The list of shamed predators will include a crestfallen Mr Lucas, now on a final written warning for what he still claims was a misunderstanding over the question, ‘Fancy a stiff one after work?’ However, compulsory Equality and Diversity training has transformed the hitherto laddish Mr Lucas into an earnest social justice warrior; it is he who at the final curtain will, Cumberbatch-style, address the audience and denounce Brexit, Trump and Israel, and censure the UK Government for failing to increase its quota of refugees, especially bearded children.
Ticking the box of minority ethnic representation is a delicate matter. It might best be achieved by the unnamed nurse to ageing matriarch Ms Gracie having a beefed-up role and played by a person of colour, one who shares the attitudes of former theatre nurse and now Labour MP Eleanor Smith. The use of private nursing is of course a thorny issue; but this quandary can be deftly dealt with by emphasising that the character’s private care of Ms Gracie is just part-time, and she has undertaken the work only because her full-time position in the blessed NHS, ‘the envy of world’, no longer pays enough to live, due to wicked Tory cuts.

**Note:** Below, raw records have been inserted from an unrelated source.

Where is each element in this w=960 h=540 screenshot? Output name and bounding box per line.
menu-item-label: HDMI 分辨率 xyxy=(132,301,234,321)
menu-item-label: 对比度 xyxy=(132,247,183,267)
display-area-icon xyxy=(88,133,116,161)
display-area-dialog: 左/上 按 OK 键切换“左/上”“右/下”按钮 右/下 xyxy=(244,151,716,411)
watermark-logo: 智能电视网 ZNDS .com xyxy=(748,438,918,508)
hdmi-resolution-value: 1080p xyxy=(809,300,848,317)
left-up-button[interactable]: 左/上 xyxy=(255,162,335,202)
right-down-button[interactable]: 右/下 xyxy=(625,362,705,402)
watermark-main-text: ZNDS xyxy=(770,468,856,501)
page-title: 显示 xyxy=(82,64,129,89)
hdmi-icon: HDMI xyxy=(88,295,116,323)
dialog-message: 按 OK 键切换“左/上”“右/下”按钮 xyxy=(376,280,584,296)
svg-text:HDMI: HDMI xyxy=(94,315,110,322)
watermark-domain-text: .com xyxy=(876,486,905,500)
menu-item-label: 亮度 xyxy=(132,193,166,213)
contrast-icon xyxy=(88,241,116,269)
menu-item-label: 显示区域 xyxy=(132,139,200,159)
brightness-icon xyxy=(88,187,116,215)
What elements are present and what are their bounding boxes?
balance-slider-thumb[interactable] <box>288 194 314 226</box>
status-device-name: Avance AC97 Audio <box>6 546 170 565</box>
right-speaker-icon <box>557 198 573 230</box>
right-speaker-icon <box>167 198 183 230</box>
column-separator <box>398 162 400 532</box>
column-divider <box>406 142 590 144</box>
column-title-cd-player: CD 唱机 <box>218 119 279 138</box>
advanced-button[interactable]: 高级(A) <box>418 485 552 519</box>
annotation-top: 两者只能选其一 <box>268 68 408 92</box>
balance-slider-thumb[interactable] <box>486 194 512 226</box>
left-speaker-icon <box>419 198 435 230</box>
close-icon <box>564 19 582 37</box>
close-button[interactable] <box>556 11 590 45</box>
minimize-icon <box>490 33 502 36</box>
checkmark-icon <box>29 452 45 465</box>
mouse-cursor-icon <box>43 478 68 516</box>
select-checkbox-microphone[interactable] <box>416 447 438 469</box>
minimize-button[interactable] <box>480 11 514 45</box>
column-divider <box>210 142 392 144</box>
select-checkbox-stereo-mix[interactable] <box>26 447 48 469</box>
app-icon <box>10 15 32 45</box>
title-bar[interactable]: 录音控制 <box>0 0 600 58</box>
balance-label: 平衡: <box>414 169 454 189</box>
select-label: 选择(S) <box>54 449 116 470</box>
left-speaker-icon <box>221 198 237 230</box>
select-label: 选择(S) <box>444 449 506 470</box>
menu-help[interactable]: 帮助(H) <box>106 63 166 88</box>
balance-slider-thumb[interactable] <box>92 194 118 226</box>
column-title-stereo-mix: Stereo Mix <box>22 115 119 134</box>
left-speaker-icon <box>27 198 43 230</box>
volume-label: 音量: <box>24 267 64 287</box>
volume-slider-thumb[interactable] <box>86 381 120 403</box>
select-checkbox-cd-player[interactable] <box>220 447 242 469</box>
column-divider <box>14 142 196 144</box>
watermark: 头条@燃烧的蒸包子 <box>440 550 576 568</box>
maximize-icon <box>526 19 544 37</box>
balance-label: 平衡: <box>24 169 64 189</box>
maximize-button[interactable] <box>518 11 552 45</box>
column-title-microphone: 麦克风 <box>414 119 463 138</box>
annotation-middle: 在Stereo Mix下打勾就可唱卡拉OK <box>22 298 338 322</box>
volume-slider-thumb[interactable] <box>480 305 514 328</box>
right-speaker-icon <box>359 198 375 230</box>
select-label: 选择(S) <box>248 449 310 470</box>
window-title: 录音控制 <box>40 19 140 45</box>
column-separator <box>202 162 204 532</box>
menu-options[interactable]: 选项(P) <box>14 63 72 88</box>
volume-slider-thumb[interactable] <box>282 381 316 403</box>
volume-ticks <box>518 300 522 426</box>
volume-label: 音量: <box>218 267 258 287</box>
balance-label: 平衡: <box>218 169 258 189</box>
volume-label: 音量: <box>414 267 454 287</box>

Watch the selfless nurse grapple with the moral dilemma of whether to accept additional private work or join her NHS colleagues at the foodbank.
None of this will raise any laughs, but that is not the point. If the Hull Playgoers’ Society submits a new script based upon this Leftist interpretation, the Truck Theatre will surely give the nod in anticipation of a complimentary review in The Guardian. Even more important in a city in which 67 per cent voted Leave, this contemporary production will keep away the uncouth, Brexit-supporting riff-raff. And to quote Mrs Slocombe: I am unanimous in that.